Remembering Golub Furniture and a Vanished New Bedford Neighborhood
The area known as the "Hicks-Logan" section of New Bedford's near North End was marred and isolated by the construction of Interstate 195 and later Route 18.
The Hicks-Logan Area Before the Highways
Before highway construction, the demolition of Weld Square, and urban renewal, vibrant neighborhoods once existed. Many former homes and businesses are now just a memory in the name of progress.
Golub Furniture at 22 Logan Street in New Bedford, just north of the Wamsutta Mills, escaped the wrecking ball. Many New Bedford-area families bought home furnishings and perhaps even their first-ever television set from the Golub family.
While exact dates and specific information are hard to locate, it appears that Golub Furniture also operated under the name Sterling Furniture Company of New Bedford, Massachusetts.
A Family Business Through War and Change
Golub Furniture was family-owned and operated for many years by Russian immigrants Helen and Joseph Golub of Fall River.
Their son, Harry I. Golub, a graduate of Durfee High School, earned a degree from Bryant College (now Bryant University) in Rhode Island and worked in the family business until enlisting in the U.S. Navy after the attack on Pearl Harbor in 1941.

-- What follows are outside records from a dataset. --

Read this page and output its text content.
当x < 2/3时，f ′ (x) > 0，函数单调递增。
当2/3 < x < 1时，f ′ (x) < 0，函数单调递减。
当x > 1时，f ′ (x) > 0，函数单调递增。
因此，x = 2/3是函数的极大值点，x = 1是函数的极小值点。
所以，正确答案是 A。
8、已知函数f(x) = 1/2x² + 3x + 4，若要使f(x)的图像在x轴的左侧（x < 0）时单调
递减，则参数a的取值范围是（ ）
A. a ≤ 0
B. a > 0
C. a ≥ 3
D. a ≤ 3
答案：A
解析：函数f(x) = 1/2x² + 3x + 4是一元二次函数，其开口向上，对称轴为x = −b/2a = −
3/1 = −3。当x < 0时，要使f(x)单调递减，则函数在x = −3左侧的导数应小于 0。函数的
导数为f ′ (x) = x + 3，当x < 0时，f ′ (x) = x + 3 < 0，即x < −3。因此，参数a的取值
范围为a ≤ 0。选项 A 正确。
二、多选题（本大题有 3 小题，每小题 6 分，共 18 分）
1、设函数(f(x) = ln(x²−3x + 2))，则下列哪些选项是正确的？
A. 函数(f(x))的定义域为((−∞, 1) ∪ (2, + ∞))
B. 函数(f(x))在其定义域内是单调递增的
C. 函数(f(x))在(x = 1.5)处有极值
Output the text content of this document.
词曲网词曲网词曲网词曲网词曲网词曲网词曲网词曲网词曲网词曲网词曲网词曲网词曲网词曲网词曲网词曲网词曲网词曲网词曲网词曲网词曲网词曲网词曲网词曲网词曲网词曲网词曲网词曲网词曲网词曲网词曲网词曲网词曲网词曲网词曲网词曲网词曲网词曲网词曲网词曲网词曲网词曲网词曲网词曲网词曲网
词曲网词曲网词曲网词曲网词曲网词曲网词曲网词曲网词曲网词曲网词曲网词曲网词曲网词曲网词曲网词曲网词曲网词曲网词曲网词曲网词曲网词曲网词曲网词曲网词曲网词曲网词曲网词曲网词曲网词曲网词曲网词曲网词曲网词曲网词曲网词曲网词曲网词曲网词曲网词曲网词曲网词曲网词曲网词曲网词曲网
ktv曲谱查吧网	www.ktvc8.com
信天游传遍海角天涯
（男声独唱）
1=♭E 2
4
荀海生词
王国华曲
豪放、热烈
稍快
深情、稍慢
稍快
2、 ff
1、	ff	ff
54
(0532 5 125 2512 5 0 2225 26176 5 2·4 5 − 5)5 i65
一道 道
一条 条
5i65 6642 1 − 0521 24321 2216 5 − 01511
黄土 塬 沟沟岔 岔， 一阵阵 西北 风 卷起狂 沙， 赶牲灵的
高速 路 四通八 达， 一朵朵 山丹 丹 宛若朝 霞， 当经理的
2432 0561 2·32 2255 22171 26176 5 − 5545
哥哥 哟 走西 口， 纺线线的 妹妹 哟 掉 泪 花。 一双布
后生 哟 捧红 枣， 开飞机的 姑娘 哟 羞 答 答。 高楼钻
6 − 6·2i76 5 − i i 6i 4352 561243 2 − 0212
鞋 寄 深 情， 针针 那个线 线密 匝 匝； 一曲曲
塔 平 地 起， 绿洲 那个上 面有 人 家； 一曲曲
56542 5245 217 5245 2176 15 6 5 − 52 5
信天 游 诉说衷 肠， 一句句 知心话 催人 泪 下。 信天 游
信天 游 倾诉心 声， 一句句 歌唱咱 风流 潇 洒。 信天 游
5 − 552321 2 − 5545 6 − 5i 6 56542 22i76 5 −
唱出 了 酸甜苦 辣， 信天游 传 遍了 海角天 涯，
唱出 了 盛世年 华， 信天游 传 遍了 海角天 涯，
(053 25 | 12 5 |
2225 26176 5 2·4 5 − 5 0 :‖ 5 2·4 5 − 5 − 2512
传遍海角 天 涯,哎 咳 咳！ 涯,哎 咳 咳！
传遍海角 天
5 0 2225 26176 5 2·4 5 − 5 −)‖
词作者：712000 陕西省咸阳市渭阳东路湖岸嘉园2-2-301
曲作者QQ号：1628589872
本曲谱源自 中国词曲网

Following the war and the death of their father, Harry and his brother Albert took over the family business and opened two new locations.
Harry and his family moved to Fairhaven, and in 1958 to New Bedford, where they lived for 20 years before relocating to Coos Bay, Oregon. It was there, according to an obituary on theworldlink.com, that he lived until his death from cancer on February 26, 2011.
Defying Blue Laws and the Passage of Time
The Golub brothers, like many other business owners, defied Massachusetts' so-called "blue laws" in 1976 by refusing to keep their business closed on Sundays. Those laws eventually were repealed.
READ MORE: When Shopping on Sunday in Massachusetts Was Illegal
During service in the Navy during World War II, Harry Golub wrote letters to the Bryant College Service Club, which are available on the school's website.